Obama, when asked if he believes health care is a “privilege, right or responsibility,” replied: “Well, I think it should be a right for every American. In a country as wealthy as ours, for us to have people who are going bankrupt because they can’t pay their medical bills ... there’s something fundamentally wrong about that.” If health care is declared a “right,” then insurance companies, doctors, and taxpayers in general will have to be forced to provide “the poor” and the uninsured with goods and services. There is a name for such an arrangement: involuntary servitude. In declaring health care a “right,” Obama demonstrates that either he has no idea what a right is—or he knows what a right is yet will evade that knowledge for his socialist purposes.

McCain is no better. Not only did he eagerly support the disastrous bailout; now, he adds: “...it’s not enough. That’s why we’re going to have to go out into the housing market and we’re going to have to buy up these bad loans and we’re going to have to stabilize home values, and that way, Americans … can realize the American dream and stay in their home [sic].” Government violations of property rights (such as mandates that mortgage companies loan money to unworthy borrowers) are responsible for the current economic catastrophe, yet McCain’s “solution” is to compound the problem by nationalizing large segments of the real estate market and banking industry—thereby further violating the rights of sellers, buyers, and lenders—and further blocking the logical consequences, positive or negative, of their choices and actions.

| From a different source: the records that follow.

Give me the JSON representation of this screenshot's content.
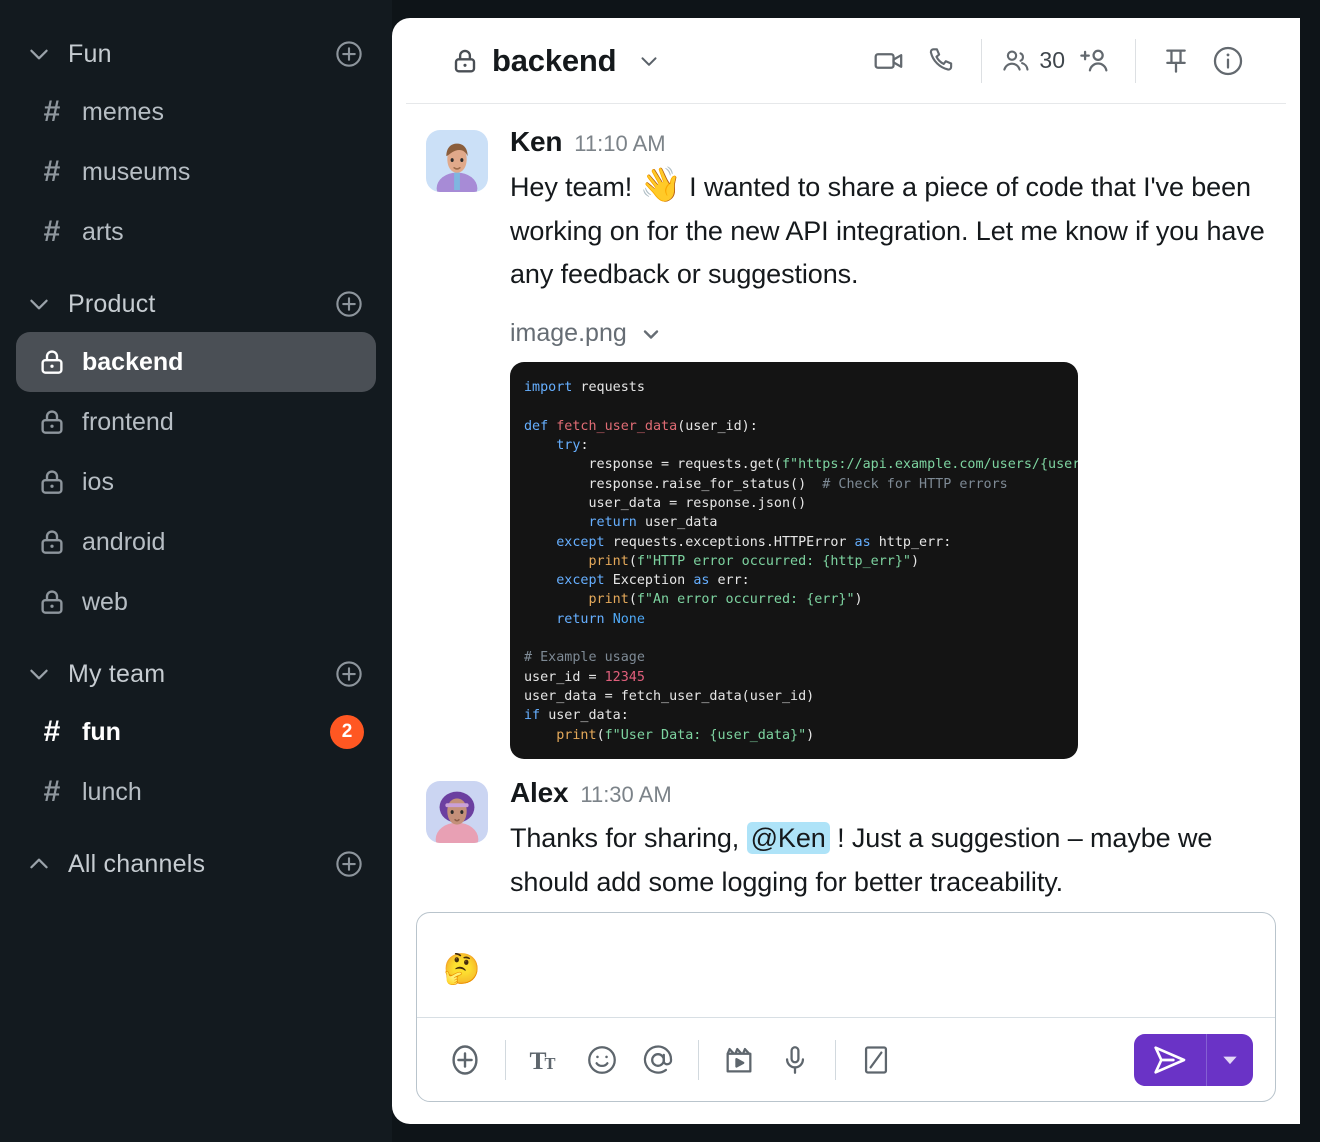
{
  "sidebar": {
    "groups": [
      {
        "name": "Fun",
        "icon": "chevron-down-icon",
        "add_icon": "plus-circle-icon",
        "channels": [
          {
            "name": "memes",
            "icon": "hash-icon",
            "state": "normal",
            "badge": ""
          },
          {
            "name": "museums",
            "icon": "hash-icon",
            "state": "normal",
            "badge": ""
          },
          {
            "name": "arts",
            "icon": "hash-icon",
            "state": "normal",
            "badge": ""
          }
        ]
      },
      {
        "name": "Product",
        "icon": "chevron-down-icon",
        "add_icon": "plus-circle-icon",
        "channels": [
          {
            "name": "backend",
            "icon": "lock-icon",
            "state": "active",
            "badge": ""
          },
          {
            "name": "frontend",
            "icon": "lock-icon",
            "state": "normal",
            "badge": ""
          },
          {
            "name": "ios",
            "icon": "lock-icon",
            "state": "normal",
            "badge": ""
          },
          {
            "name": "android",
            "icon": "lock-icon",
            "state": "normal",
            "badge": ""
          },
          {
            "name": "web",
            "icon": "lock-icon",
            "state": "normal",
            "badge": ""
          }
        ]
      },
      {
        "name": "My team",
        "icon": "chevron-down-icon",
        "add_icon": "plus-circle-icon",
        "channels": [
          {
            "name": "fun",
            "icon": "hash-icon",
            "state": "unread",
            "badge": "2"
          },
          {
            "name": "lunch",
            "icon": "hash-icon",
            "state": "normal",
            "badge": ""
          }
        ]
      },
      {
        "name": "All channels",
        "icon": "chevron-up-icon",
        "add_icon": "plus-circle-icon",
        "channels": []
      }
    ],
    "badge_color": "#FF5722",
    "active_bg": "#4A4F55"
  },
  "header": {
    "lock_icon": "lock-icon",
    "channel_name": "backend",
    "caret_icon": "chevron-down-icon",
    "video_icon": "video-camera-icon",
    "call_icon": "phone-icon",
    "members_icon": "people-icon",
    "members_count": "30",
    "add_member_icon": "add-person-icon",
    "pin_icon": "pin-icon",
    "info_icon": "info-circle-icon"
  },
  "messages": [
    {
      "author": "Ken",
      "time": "11:10 AM",
      "text_before": "Hey team! ",
      "emoji": "👋",
      "text_after": " I wanted to share a piece of code that I've been working on for the new API integration. Let me know if you have any feedback or suggestions.",
      "attachment": {
        "filename": "image.png",
        "caret_icon": "chevron-down-icon"
      }
    },
    {
      "author": "Alex",
      "time": "11:30 AM",
      "text_before": "Thanks for sharing, ",
      "mention": "@Ken",
      "text_after": " ! Just a suggestion – maybe we should add some logging for better traceability.",
      "mention_bg": "#AEE3F8"
    }
  ],
  "code_snippet": {
    "language": "python",
    "background": "#141414",
    "lines": [
      "import requests",
      "",
      "def fetch_user_data(user_id):",
      "    try:",
      "        response = requests.get(f\"https://api.example.com/users/{user_id}\")",
      "        response.raise_for_status()  # Check for HTTP errors",
      "        user_data = response.json()",
      "        return user_data",
      "    except requests.exceptions.HTTPError as http_err:",
      "        print(f\"HTTP error occurred: {http_err}\")",
      "    except Exception as err:",
      "        print(f\"An error occurred: {err}\")",
      "    return None",
      "",
      "# Example usage",
      "user_id = 12345",
      "user_data = fetch_user_data(user_id)",
      "if user_data:",
      "    print(f\"User Data: {user_data}\")"
    ]
  },
  "composer": {
    "value": "🤔",
    "placeholder": "",
    "tools": [
      {
        "name": "attach-plus-icon",
        "label": "Add"
      },
      {
        "name": "text-format-icon",
        "label": "Tt"
      },
      {
        "name": "emoji-icon",
        "label": "Emoji"
      },
      {
        "name": "mention-icon",
        "label": "@"
      },
      {
        "name": "video-clip-icon",
        "label": "Clip"
      },
      {
        "name": "microphone-icon",
        "label": "Voice"
      },
      {
        "name": "whiteboard-icon",
        "label": "Draw"
      }
    ],
    "send_icon": "send-icon",
    "send_dropdown_icon": "chevron-down-icon",
    "send_color": "#6A33C6"
  }
}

These attacks on individual rights are attacks on the individual’s life and happiness as such. Barack “I Am My Brother’s Keeper” Obama and John “Country First” McCain believe that an individual pursuing his own individual happiness is evil or, at best, morally suspect. The individual’s right to the pursuit of his own happiness is at the heart of America’s founding principles, but our presidential candidates ignore it—when they aren’t attacking it—and spend their time arguing over who can best defend the “right” to health care or the “right” to a manageable mortgage or other so-called “rights.”

It is time for Americans to demand that our politicians recognize and uphold the basic principle of America: the individual’s right to act on his own judgment for his own sake. But in order for Americans to do so, they must first understand that principle themselves. Toward that end, a good place to start is with Ayn Rand’s essay “Man’s Rights.”